Art, Space, Democracy – Curator’s Tour and Roundtable Discussion
Models for Taking Part is an exhibition currently on show at the Justina M. Barnicke Gallery on the University of Toronto campu. The exhibition assembles media works by international artists Anetta Mona Chisa & Lucia Tkácová (b. Slovakia and Romania), Bouchra Khalili (b. Morocco), Renzo Martens (b. the Netherlands), Tobias Zielony (b. Germany), and Artur Zmijewski (b. Poland). The artists critically interpret the public sphere as both an idea and ideal that intersects uneasily with factional and even personal interests. The exhibition presents models of participation in which the idealized marriage between democracy and the public sphere becomes fraught with incongruity, at times appearing unsustainable.
A tour of the exhibition will be conducted at 6:00pm on Wednesday, October 12, 2011, followed by a roundtable discussion in the Music Room located on the second floor of Hart House on campus. Participants include Juan A. Gaitán – curator of the exhibition, along with Elle Flanders, Dana Granofsky and Meghan Sutherland. The discussion continues from the exhibition’s point of departure to examine the condition of spectatorship and inquire how a position of resistance can be produced from within.
Since 2009, Juan A. Gaitán has been a curator at Witte de With, Amsterdam. He trained as an art historian and aesthetic theorist at the University of British Columbia in Vancouver.

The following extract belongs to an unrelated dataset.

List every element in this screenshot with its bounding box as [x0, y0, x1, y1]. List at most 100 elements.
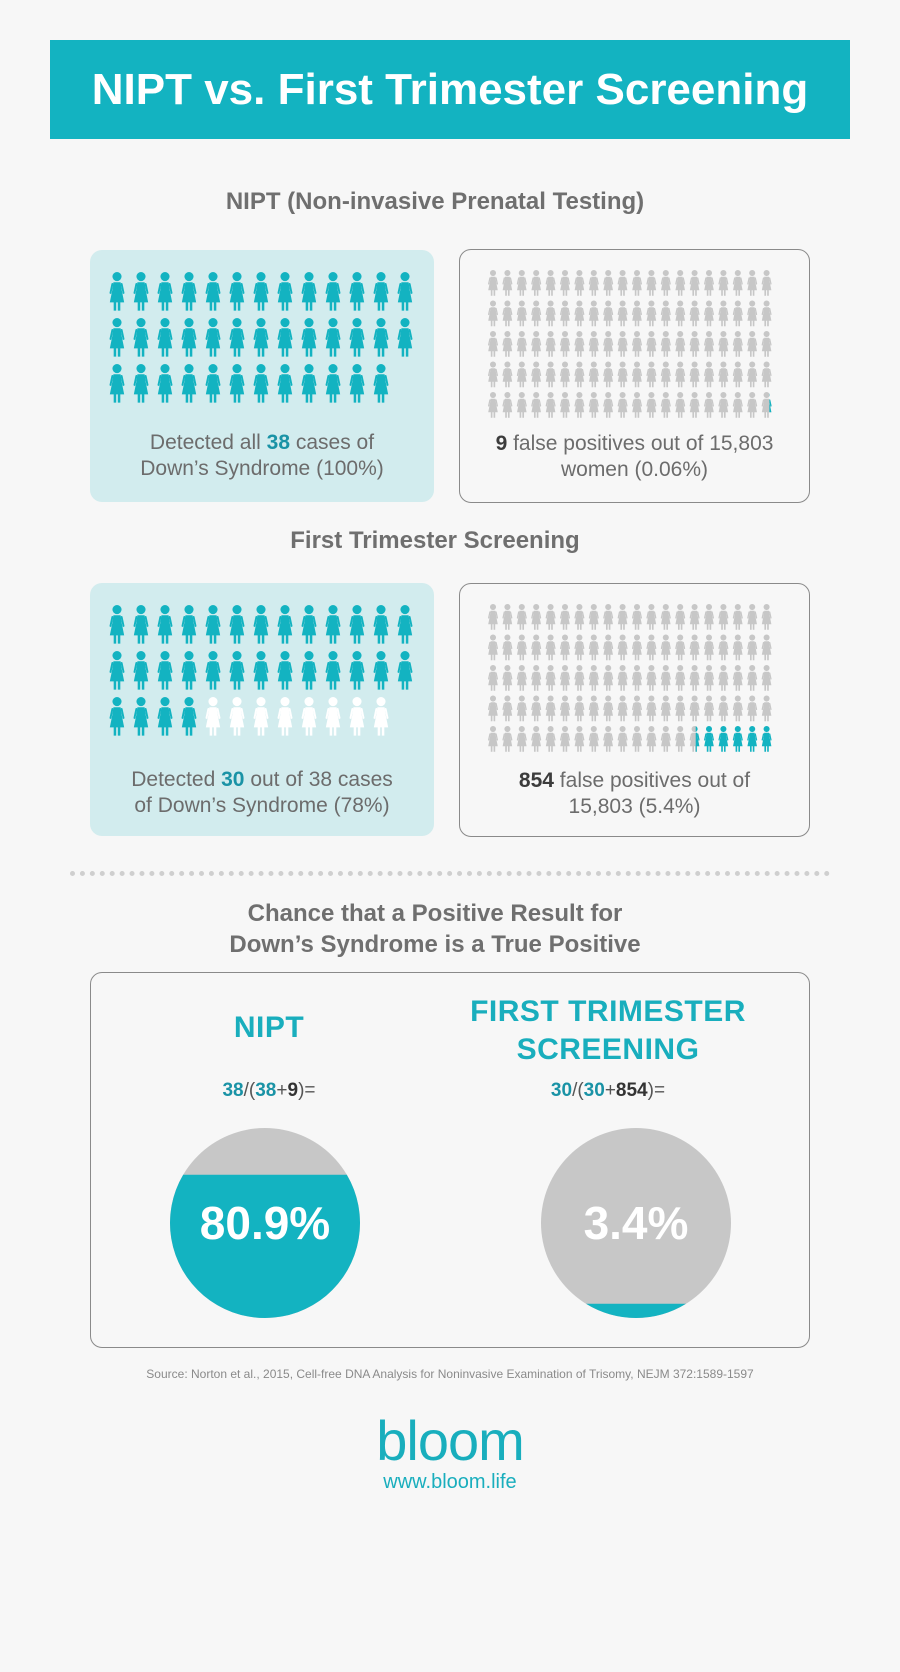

Elle Flanders is a filmmaker and artist based in Toronto. She was raised in Montreal and Jerusalem and holds both an MA in Critical Theory and an MFA from Rutgers University. Her most recent work includes: Road Movie, an in-progress 12-screen installation on the Apartheid roads in Palestine. Flanders is a PhD candidate at York University where she also teaches.
Dana Granofsky is CSO of MASS LBP, an advisory firm that works with governments and corporations to deepen and improve their efforts to engage and consult with citizens. She is the co-founder of St Henri Community Language Exchange, and the founder of the telecommunications company Univocal Communications Inc. Granofsky holds degrees in history and political science from Concordia University, and a Masters degree in political science from the University of British Columbia, where she wrote on the potential of deliberative democracy to resolve conflicts in multicultural societies. Meghan Sutherland is Associate Professor of Cinema Studies and Visual Culture in the Department of Visual Studies. She also holds a graduate appointment at the Cinema Studies Institute at the St. George campus of U of T.
Models for Taking Part runs until December 11, 2011. Admission to the gallery and to the tour and roundtable discussion is free.